Beyond 1932 is an ERC/UKRI-funded project based at King’s College London, for which Counterpoints is one of the supporting partners, considering the sonic legacies of the 1932 Cairo Congress of Arab Music.
The Cairo Congress of Arab Music in 1932 brought together musicians and musicologists from across the post-Ottoman world and involved the participation of eminent Western composers, orientalists and musicologists. Its underlying aim to was to share ‘best practice’ in performance, pedagogy and research, to unify and connect.
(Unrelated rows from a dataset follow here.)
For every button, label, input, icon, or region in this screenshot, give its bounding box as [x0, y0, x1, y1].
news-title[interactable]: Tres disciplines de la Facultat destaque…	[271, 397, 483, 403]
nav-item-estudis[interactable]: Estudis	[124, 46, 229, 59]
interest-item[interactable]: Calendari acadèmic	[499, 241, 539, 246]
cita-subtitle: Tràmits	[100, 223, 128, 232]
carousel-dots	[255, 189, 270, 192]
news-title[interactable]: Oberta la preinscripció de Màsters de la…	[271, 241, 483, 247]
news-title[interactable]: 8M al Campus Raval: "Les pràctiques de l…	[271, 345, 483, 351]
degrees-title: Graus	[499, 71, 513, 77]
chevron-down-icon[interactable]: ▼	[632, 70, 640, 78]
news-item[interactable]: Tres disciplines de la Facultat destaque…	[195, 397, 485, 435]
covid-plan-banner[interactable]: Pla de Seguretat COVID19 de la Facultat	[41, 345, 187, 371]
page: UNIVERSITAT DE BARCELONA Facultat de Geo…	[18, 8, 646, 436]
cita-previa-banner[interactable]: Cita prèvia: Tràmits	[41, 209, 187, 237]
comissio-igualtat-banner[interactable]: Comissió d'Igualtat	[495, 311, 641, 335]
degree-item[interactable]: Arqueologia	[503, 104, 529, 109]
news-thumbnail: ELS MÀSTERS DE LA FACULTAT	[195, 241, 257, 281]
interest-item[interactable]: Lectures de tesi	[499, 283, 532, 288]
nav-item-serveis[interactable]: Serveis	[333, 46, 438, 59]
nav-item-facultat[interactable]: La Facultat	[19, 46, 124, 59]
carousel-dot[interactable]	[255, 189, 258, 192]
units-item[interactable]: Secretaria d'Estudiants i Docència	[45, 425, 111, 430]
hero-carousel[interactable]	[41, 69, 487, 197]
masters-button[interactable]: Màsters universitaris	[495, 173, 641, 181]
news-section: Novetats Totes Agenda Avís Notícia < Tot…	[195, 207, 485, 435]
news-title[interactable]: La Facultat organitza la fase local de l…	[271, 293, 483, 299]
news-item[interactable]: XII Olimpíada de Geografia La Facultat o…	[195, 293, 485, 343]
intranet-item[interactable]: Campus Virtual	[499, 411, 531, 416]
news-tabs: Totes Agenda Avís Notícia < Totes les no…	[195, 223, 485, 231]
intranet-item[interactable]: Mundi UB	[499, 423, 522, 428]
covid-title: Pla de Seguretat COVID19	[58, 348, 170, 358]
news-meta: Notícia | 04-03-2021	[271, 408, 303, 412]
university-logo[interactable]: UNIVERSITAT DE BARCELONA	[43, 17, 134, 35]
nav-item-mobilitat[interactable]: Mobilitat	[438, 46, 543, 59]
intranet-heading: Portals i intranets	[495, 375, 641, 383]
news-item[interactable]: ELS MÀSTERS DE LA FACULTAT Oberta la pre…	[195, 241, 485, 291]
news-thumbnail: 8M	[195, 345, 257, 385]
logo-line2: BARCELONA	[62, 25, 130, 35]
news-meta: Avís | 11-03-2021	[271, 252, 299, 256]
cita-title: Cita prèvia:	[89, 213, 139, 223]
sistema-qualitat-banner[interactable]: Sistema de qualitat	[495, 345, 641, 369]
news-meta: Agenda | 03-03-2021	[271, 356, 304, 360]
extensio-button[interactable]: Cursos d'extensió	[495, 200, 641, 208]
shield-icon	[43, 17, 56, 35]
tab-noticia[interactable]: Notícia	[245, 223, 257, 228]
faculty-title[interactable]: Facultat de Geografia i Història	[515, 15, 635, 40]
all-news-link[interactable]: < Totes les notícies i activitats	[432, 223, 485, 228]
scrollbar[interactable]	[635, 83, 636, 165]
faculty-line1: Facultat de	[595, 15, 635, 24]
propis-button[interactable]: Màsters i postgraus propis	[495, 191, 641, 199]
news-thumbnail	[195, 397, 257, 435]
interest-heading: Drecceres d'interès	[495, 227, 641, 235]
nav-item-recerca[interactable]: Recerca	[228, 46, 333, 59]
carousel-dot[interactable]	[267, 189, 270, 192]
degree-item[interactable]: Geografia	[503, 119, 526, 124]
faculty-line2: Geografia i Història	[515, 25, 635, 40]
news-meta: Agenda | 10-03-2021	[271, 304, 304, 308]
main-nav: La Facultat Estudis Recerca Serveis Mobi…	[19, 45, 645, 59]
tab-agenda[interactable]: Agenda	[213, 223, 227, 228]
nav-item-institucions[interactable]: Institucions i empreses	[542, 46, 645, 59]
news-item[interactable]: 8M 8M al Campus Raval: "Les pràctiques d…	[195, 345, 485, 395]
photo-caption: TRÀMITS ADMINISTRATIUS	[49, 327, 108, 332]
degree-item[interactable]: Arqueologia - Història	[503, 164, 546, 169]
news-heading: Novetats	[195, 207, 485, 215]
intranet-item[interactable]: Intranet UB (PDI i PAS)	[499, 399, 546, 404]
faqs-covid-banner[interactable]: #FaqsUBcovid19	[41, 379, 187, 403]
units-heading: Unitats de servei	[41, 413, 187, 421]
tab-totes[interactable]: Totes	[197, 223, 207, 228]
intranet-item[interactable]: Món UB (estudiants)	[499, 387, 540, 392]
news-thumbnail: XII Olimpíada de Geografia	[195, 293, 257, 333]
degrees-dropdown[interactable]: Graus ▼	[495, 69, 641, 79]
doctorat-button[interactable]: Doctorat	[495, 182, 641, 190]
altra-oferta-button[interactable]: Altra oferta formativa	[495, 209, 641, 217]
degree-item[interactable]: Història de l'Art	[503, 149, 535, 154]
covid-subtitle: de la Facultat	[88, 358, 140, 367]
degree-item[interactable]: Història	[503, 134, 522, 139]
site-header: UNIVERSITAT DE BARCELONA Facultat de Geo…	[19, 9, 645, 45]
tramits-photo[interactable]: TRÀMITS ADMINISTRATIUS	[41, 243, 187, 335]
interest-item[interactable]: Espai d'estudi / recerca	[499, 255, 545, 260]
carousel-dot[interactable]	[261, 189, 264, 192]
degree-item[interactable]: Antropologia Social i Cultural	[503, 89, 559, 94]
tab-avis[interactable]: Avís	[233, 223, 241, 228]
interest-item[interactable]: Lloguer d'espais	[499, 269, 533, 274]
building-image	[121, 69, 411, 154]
Its effects could be said, however, to have been more or less the opposite. In its wake, modern national traditions and performance practices fragmented. Western ethnomusicologists and their Middle Eastern counterparts never joined forces collectively again. Scholarship and popular practice went in opposite directions, and never convincingly reconnected. The 1932 Congress continues to be understood as an event marking the end of MENA musical tradition and the beginning of a deeply compromised modernity.
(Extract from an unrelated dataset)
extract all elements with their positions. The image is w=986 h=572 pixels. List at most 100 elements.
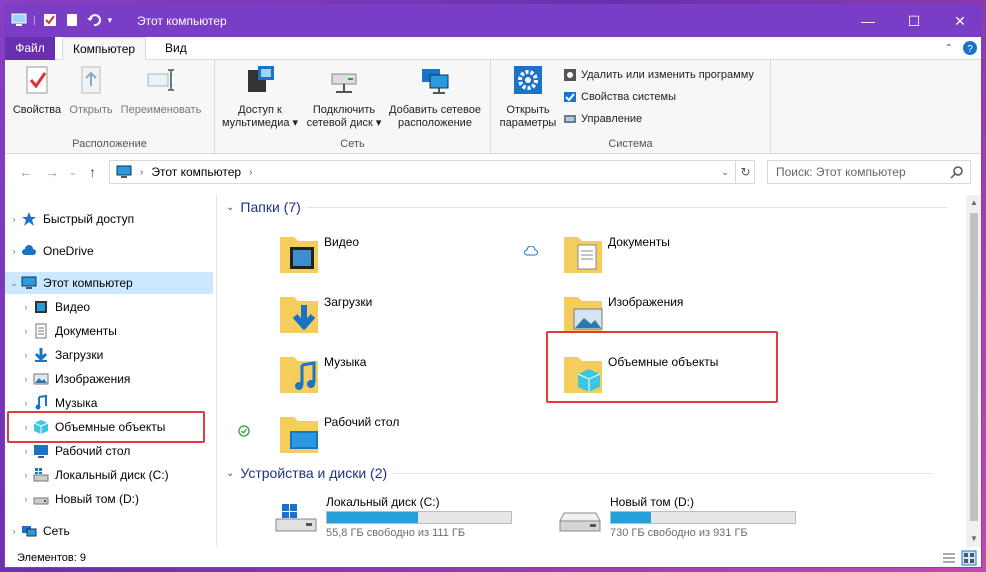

The Beyond 1932 project, which runs until 2027, includes sharing the 1932 recordings, a series of podcasts, live events and an extensive residency programme.
The six residencies will reflect on issues around music pedagogy, contemporary archival practices, notation and tuning, and multidisciplinary performance practices. The residency series provides a platform for artist-led approaches to archiving and sonic interventions that address the issues around control and power of institutional archives and politics of cultural representation and intersectional counter-archives in the region.